His graduation had been just a few months prior, and already, his face and name had disappeared from the online gradebook that parents can access. The school department sent me his official folder with a picture of him — wide grin, big teeth, a cowlick in his hair — in second grade taped to the front. Inside, I found documents I had completed when I registered him for school.
What are his strengths and weaknesses, the school had wanted to know. What motivates him? To which type of instruction does he respond best?
In my familiar handwriting, something that hasn’t changed in 30 years, I saw my answers. I knew them like the back of my hand then. Ford was my every breath from morning to night. I knew every ache, his likes and dislikes, his favorite foods.
Do I still know those things now? I wondered as I drove him down the interstate, our trunk packed to the rooftop with new bedding for the dorm.
Of course, and rightly so, no one asked for my answers when we arrived at the university. Whereas I once told Ford to wait in the elementary school lobby while I completed paperwork and copied his vaccination records, now I sat in the car while he checked in with the residence assistant and got the key for his room. I was a passenger. A bystander.
And that was certainly an end to something.
We hugged outside an arena where he’d soon join hundreds of new classmates and friends and begin his new life — on his own. It felt like a hug goodbye. I held tighter, tighter than he expected, but as tight as I remember him holding on to me when I coaxed him into the kindergarten room for the first time.
I watched him disappear into a sea of youth, and it was like I was closing the book on one of my favorite stories.
A couple weeks later, Ford came home on the bus for the first time. He arrived with new ideas, new opinions and some favorite foods I had not expected. We all stayed up late that night. We played trivia games and Ford and his brothers talked about movies.
And it felt like the beginning of something.
Each time Ford came home, he was different — and yet, the same. His new knowledge and views of the world required me to stretch my own thinking. He challenged me in ways I used to challenge him as he was growing up. He had new interests, new experiences and new foods he wanted us to try.
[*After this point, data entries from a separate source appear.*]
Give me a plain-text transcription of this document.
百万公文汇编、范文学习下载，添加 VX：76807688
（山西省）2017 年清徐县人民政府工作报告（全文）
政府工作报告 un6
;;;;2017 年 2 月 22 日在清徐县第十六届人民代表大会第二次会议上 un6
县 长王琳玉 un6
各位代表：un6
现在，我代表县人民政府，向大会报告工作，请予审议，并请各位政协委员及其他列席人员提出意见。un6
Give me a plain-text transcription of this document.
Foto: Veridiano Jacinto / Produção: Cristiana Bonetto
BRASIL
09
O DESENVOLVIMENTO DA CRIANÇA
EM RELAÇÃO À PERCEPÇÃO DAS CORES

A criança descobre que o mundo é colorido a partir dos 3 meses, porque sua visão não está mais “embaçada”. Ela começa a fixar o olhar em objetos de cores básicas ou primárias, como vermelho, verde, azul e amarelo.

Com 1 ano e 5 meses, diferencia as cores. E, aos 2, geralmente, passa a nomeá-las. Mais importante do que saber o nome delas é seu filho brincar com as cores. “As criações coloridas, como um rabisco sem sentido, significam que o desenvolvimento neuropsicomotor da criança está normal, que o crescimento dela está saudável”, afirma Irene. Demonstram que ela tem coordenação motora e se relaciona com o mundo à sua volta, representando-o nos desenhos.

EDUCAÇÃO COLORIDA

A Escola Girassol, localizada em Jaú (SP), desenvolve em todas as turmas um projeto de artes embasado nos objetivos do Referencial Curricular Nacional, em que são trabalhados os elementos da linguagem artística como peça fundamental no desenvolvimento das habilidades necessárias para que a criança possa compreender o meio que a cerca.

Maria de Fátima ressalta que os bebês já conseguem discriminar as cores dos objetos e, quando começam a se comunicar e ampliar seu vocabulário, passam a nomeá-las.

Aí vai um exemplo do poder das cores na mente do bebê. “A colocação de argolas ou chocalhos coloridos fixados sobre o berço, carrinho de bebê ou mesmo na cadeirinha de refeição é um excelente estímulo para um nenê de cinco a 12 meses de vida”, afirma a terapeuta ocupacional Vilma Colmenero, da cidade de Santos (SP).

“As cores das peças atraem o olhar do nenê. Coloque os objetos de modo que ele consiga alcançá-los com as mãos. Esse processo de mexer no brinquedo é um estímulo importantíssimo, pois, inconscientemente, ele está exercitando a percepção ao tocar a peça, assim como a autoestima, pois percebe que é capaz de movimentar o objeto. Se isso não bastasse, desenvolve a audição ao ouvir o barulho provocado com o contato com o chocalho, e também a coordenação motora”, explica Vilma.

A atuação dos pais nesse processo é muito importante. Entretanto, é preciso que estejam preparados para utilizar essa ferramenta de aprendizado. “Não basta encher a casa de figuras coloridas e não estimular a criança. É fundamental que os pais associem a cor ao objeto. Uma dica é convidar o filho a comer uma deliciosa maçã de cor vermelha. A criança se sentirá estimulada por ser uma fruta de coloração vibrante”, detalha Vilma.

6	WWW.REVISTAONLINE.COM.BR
Sometimes, when Ford came home that first year and his brothers were still in school, we’d go on walks just the two of us. I didn’t need to hold his hand or watch for cars as he crossed the road. I didn’t need to stop and tie his shoes and tell him about the week’s plan. That part of parenting had indeed come to an end.
But something else had begun. Now I had space and time to enjoy this adult child, to talk to him like a friend, to absorb and learn from all his new experiences. The little boy I’ve always known is still there. I see him in his eyes when he is tired or the way he still gets excited about chocolate chip cookie dough. But a new man is just beginning.
And although I still sometimes lose sleep over all the things that have ended, I see now that new beginnings can be just as beautiful.